Have you been looking for a new job and finding it a challenge to sell yourself to potential recruiters? You may be surprised to learn just how valuable it can be to include information about the time you spent in a sorority on your resume, or even to talk about it at a job interview. You never know where there might be a connection between you and someone browsing your CV.
Highlight What You Learned as a Sorority Member
Some people think that Greek life is all about partying and having a good time. But it is also about developing relationships and friendships that will probably last a lifetime. Take the time to think about what you learned as a member of a Greek organization so that you can possibly list it on your resume or talk about it in an interview. Things to think about:
– Did you learn how to throw charitable events and raise funds?
– How did you go about organizing sorority recruitment activities each semester?
– Were you the manager of your chapter’s social media accounts?
Did You Hold any Positions in Your Chapter?

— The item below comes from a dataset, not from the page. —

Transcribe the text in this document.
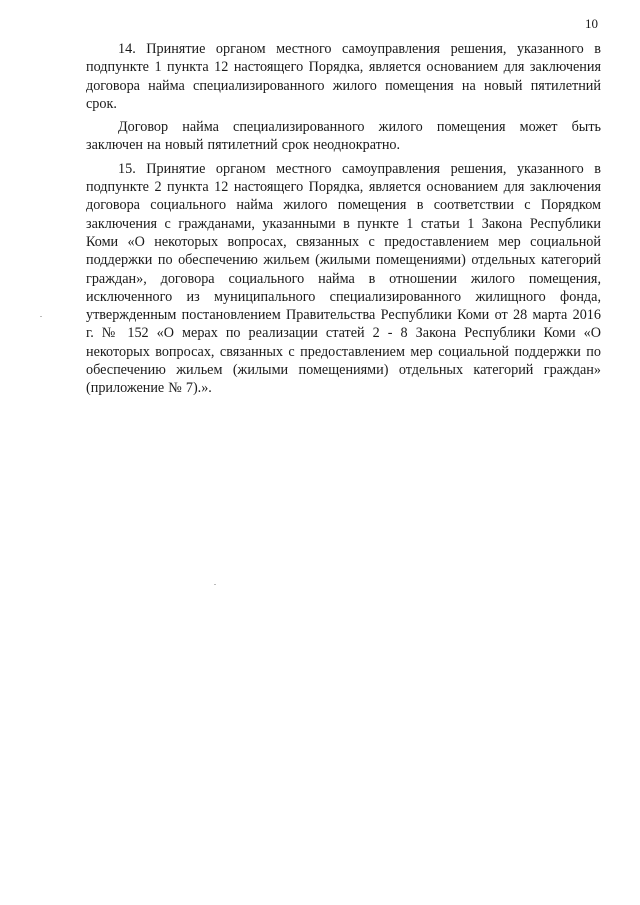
10

14. Принятие органом местного самоуправления решения, указанного в подпункте 1 пункта 12 настоящего Порядка, является основанием для заключения договора найма специализированного жилого помещения на новый пятилетний срок.

Договор найма специализированного жилого помещения может быть заключен на новый пятилетний срок неоднократно.

15. Принятие органом местного самоуправления решения, указанного в подпункте 2 пункта 12 настоящего Порядка, является основанием для заключения договора социального найма жилого помещения в соответствии с Порядком заключения с гражданами, указанными в пункте 1 статьи 1 Закона Республики Коми «О некоторых вопросах, связанных с предоставлением мер социальной поддержки по обеспечению жильем (жилыми помещениями) отдельных категорий граждан», договора социального найма в отношении жилого помещения, исключенного из муниципального специализированного жилищного фонда, утвержденным постановлением Правительства Республики Коми от 28 марта 2016 г. № 152 «О мерах по реализации статей 2 - 8 Закона Республики Коми «О некоторых вопросах, связанных с предоставлением мер социальной поддержки по обеспечению жильем (жилыми помещениями) отдельных категорий граждан» (приложение № 7).».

Being the president of a Greek organization certainly is no Cakewalk. You are responsible for attending local, regional, state, and national meetings. You are the representative for your organization. You must assign roles and responsibilities to various members of the chapter. All while attending college full-time! No small feat.

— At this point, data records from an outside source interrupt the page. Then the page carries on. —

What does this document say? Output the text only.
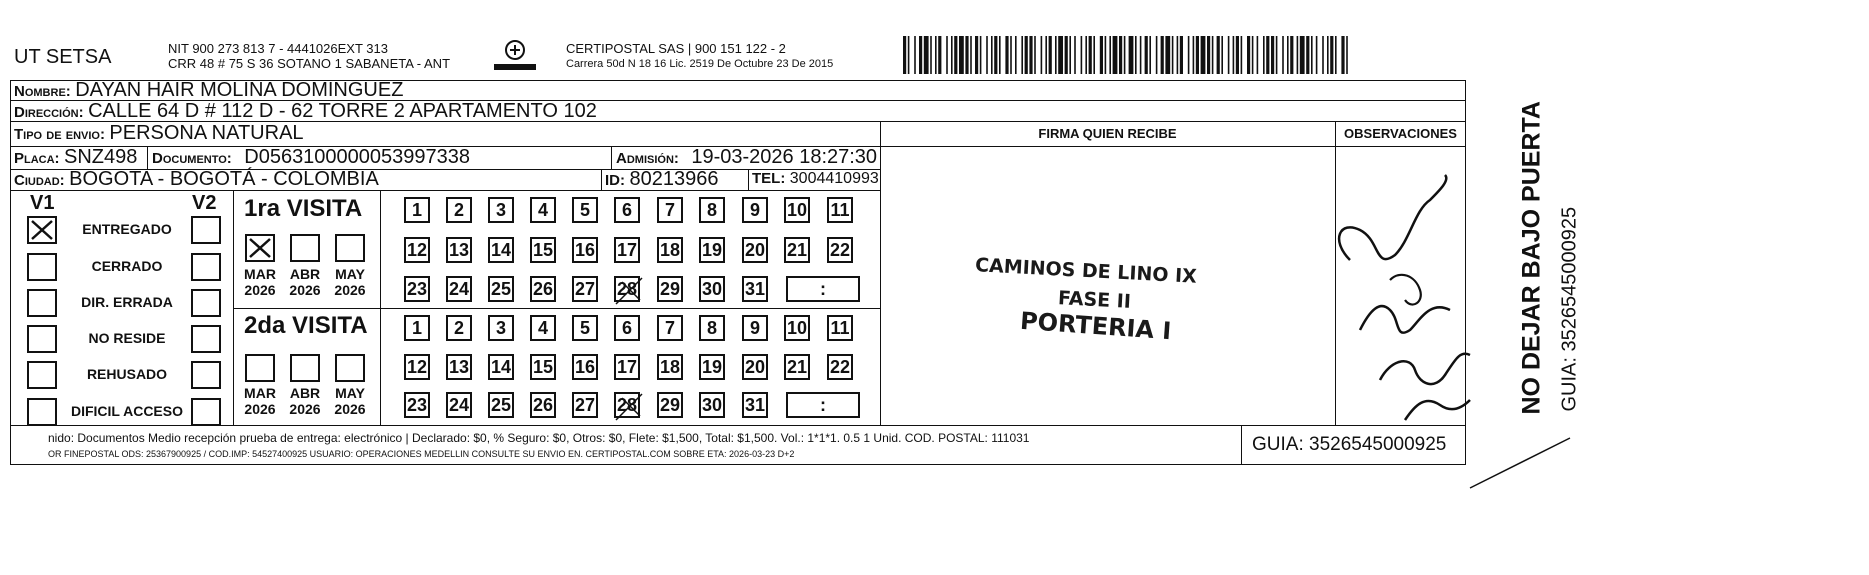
UT SETSA	NIT 900 273 813 7 - 4441026EXT 313
CRR 48 # 75 S 36 SOTANO 1 SABANETA - ANT
CERTIPOSTAL SAS | 900 151 122 - 2
Carrera 50d N 18 16 Lic. 2519 De Octubre 23 De 2015
Nombre: DAYAN HAIR MOLINA DOMINGUEZ
Dirección: CALLE 64 D # 112 D - 62 TORRE 2 APARTAMENTO 102
Tipo de envio: PERSONA NATURAL
Placa: SNZ498 Documento: D0563100000053997338	Admisión: 19-03-2026 18:27:30
Ciudad: BOGOTA - BOGOTÁ - COLOMBIA	ID: 80213966 TEL: 3004410993
FIRMA QUIEN RECIBE	OBSERVACIONES
CAMINOS DE LINO IX
FASE II
PORTERIA I
V1	V2
ENTREGADO
CERRADO
DIR. ERRADA
NO RESIDE
REHUSADO
DIFICIL ACCESO
1ra VISITA
2da VISITA
MAR
2026
ABR
2026
MAY
2026
MAR
2026
ABR
2026
MAY
2026
1	2	3	4	5	6	7	8	9	10 11
12 13 14 15 16 17 18 19 20 21 22
23 24 25 26 27 28 29 30 31	:
1	2	3	4	5	6	7	8	9	10 11
12 13 14 15 16 17 18 19 20 21 22
23 24 25 26 27 28 29 30 31	:
nido: Documentos Medio recepción prueba de entrega: electrónico | Declarado: $0, % Seguro: $0, Otros: $0, Flete: $1,500, Total: $1,500. Vol.: 1*1*1. 0.5 1 Unid. COD. POSTAL: 111031
OR FINEPOSTAL ODS: 25367900925 / COD.IMP: 54527400925 USUARIO: OPERACIONES MEDELLIN CONSULTE SU ENVIO EN. CERTIPOSTAL.COM SOBRE ETA: 2026-03-23 D+2	GUIA: 3526545000925
NO DEJAR BAJO PUERTA GUIA: 3526545000925
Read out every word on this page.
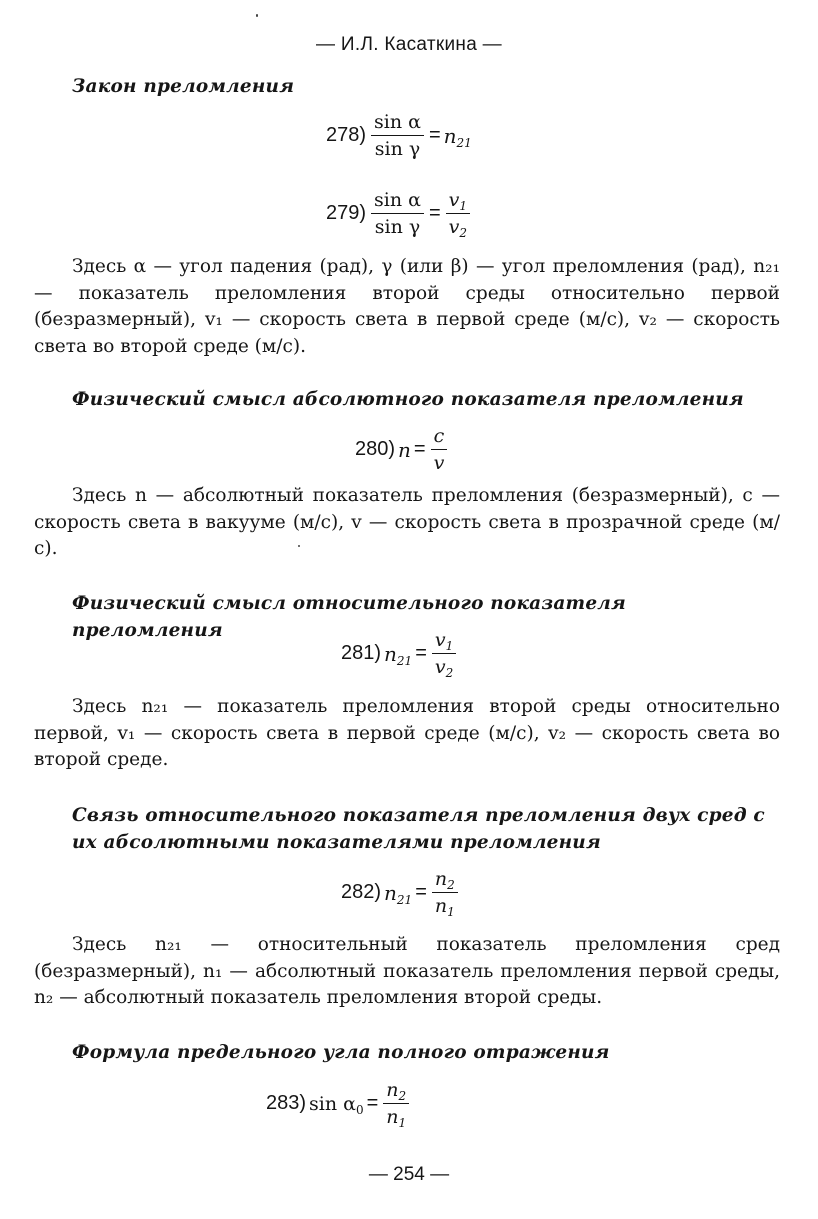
— И.Л. Касаткина —
Закон преломления
$278) \frac{\text{sin α}}{\text{sin γ}} = n_{21}$
$279) \frac{\text{sin α}}{\text{sin γ}} = \frac{v_1}{v_2}$
Здесь α — угол падения (рад), γ (или β) — угол преломления (рад), n₂₁ — показатель преломления второй среды относительно первой (безразмерный), v₁ — скорость света в первой среде (м/с), v₂ — скорость света во второй среде (м/с).
Физический смысл абсолютного показателя преломления
280) $n = \frac{c}{v}$
Здесь n — абсолютный показатель преломления (безразмерный), c — скорость света в вакууме (м/с), v — скорость света в прозрачной среде (м/с).
Физический смысл относительного показателя преломления
281) $n_{21} = \frac{v_1}{v_2}$
Здесь n₂₁ — показатель преломления второй среды относительно первой, v₁ — скорость света в первой среде (м/с), v₂ — скорость света во второй среде.
Связь относительного показателя преломления двух сред с их абсолютными показателями преломления
282) $n_{21} = \frac{n_2}{n_1}$
Здесь n₂₁ — относительный показатель преломления сред (безразмерный), n₁ — абсолютный показатель преломления первой среды, n₂ — абсолютный показатель преломления второй среды.
Формула предельного угла полного отражения
283) $\sin \alpha_0 = \frac{n_2}{n_1}$
— 254 —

The treasurer must manage a large sorority budget and ensure that the chapter is financially resilient. That is an ideal experience to list if you’re seeking a financial position.
Regardless of the position you may have held, there’s certainly something you can talk about on a resume when you mention your sorority to let the hiring manager know that you are familiar with how to be professional and responsible as well as philanthropic.
Look at the Interviewer or Recruiter’s Background – Are They in a Sorority or Fraternity?
Would the hiring manager or recruiter have an interest in knowing that you were a part of a Greek organization? You might want to glance at their profile on LinkedIn to see if they have listed a fraternity or sorority. You might develop a camaraderie based on your shared experiences. Yet also, keep in mind that you never know if someone might have a dislike of Greek college culture for one reason or another. Use your best judgment.
Examples of how you might mention your sorority membership on your resume, depending on the space you have:
Delta Delta Delta; President from 2003-2005
Alpha Kappa Alpha, 2003-2005. Represented the chapter at state and national functions and brought meetings to order.
Sigma Kappa, 2003-2005. As social chair, organized recruitment activities and charitable functions for a chapter of 35 women.
If you have more room on your resume (common when you’re still in college and seeking an internship), you might list bullet points of your experience as a member, just as you would any other job:
Alpha Delta Pi, Finance Coordinator, May 2019 to Present
– Managed a budget of over $150,000
– Kept chapter up to date regarding financial concerns at meetings.
– Prepared regular financial reports for president and vice president of the chapter.
When you’re looking for a new position, anything you can put on your resume to let recruiters know about your character and skill set is relevant. That includes your sorority affiliation. Happy job hunting!